STAAR Ovarian Cancer Foundation funds research into chemotherapy response in low-grade serous carcinoma patients
Project Title: Identifying Predictors for Chemosensitivity in Patients with Advanced and Recurrent Low-Grade Serous Ovarian Cancer
Research Institute: Memorial Sloan Kettering Cancer Center, Gynecologic Medical Oncology and Pathology services.
Co-Principal Investigators: Rachel Grisham, MD; M. Herman Chui, MD, FRCPC
Estimated Cost for Project: $150,000 for 1 year of funding or $250,000 for 2 years of funding
Funded by: STAAR Ovarian Cancer Foundation
Research at Memorial Sloan Kettering Cancer Center (MSK) seeks to predict whether low-grade serous ovarian cancer (LGSOC) patients will respond to chemotherapy.
Studies have shown that cytotoxic chemotherapy is less effective for LGSOC patients than it is for people with high-grade serous carcinoma, but some LGSOC patients do respond to chemotherapy.
Without a reliable predictor, the standard of care for both types of cancer typically has been the same: primary debulking surgery followed by adjuvant platinum/taxane based chemotherapy.
STAAR Ovarian Cancer Foundation has awarded $250,000 to MSK’s Rachel N. Grisham, MD, and M. Herman Chui, MD, FRCPC, to develop a panel of biomarker tools to predict which patients are most likely to respond to chemotherapy.
The research will help patients and doctors make treatment decisions and avoid unnecessary toxicity for those unlikely to benefit from chemotherapy.
“I was devastated when I learned that my cancer had no response to three rounds of chemotherapy,” said STAAR board member Kari Neumeyer, a LGSOC survivor who was diagnosed at 44 years old. “This research could prevent women like me from having to go through unnecessary chemotherapy. I was fortunate that my surgeon removed all of the cancer. If I knew then what I know now, I would have chosen not to undergo chemo.”
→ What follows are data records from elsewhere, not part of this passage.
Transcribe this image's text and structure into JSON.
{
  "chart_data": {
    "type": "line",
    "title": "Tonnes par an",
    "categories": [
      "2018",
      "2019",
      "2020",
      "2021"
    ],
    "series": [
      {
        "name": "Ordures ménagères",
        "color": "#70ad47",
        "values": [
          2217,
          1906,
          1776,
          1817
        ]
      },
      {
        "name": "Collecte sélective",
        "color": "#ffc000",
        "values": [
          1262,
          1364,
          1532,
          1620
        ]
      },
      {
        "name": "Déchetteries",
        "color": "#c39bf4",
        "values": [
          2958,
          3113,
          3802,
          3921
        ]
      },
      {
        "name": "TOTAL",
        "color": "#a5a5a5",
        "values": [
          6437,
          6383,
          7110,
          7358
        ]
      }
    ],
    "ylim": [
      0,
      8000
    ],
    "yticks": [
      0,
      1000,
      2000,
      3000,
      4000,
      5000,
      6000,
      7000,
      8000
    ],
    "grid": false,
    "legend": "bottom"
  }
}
MSK’s Grisham and Chui will analyze the differences in tissue from patients who responded to chemotherapy and those who did not. Targeted panel sequencing will assess cancer driver mutations and measures of genomic instability such as mutation counts, fraction of genome altered by copy number changes, and frequency of intrachromosomal breakpoints.
“I am incredibly grateful to STAAR Ovarian Cancer Foundation for their dedication and fundraising efforts,” Grisham said. “Low-grade serous ovarian cancer is a clinically and molecularly unique disease that requires dedicated research and studies to develop an individualized treatment approach.”
"Because of its rarity, low-grade serous ovarian cancer is historically an underfunded area of research,” Chui said. “This generous grant is integral for us to further study the biology of this disease and to develop novel molecular tools to help guide treatment.”
The research will set the foundation on the molecular basis for chemotherapy resistance in LGSOC, which could form the basis of future work to develop novel therapeutic strategies.
LGSOC is a rare subtype of ovarian cancer, making up fewer than 10% of ovarian cancer cases. The average age at diagnosis is 45, and the average length of survival is about 9 years.
About the Investigators:
Herman Chui is a gynecologic pathologist in the Department of Pathology and Laboratory Medicine at MSK. He has a particular interest in the molecular pathogenesis of ovarian serous borderline tumor and low-grade serous ovarian cancer, engendered since his fellowship training at the Johns Hopkins Hospital, where he developed expertise and appreciation for the diagnostic subtleties and unique biology of this complex and unusual disease.
Rachel Grisham is the section head of Ovarian Cancer Research and Treatment at MSK . She is committed to the development of novel treatment strategies for women with rare tumors. Her research has focused on the accelerated development of more effective and better tolerated treatment strategies for people with low-grade serous ovarian cancer. She serves as the Precision Therapeutics Chair for the International Consortium for Low-Grade Serous Ovarian Cancer (ICLC), serves on the Rare Tumor Committee for NRG, and has been the principal investigator for multiple clinical trials focused on novel therapeutics for low grade serous ovarian cancer and other rare tumors.
STAAR Ovarian Cancer Foundation is the only U.S.-based nonprofit dedicated to low-grade serous ovarian cancer. It was co-founded by three women with LGSOC in early 2020. The foundation works with the global charity Cure Our Ovarian Cancer to advance research opportunities in the United States to find better treatment options for LGSOC.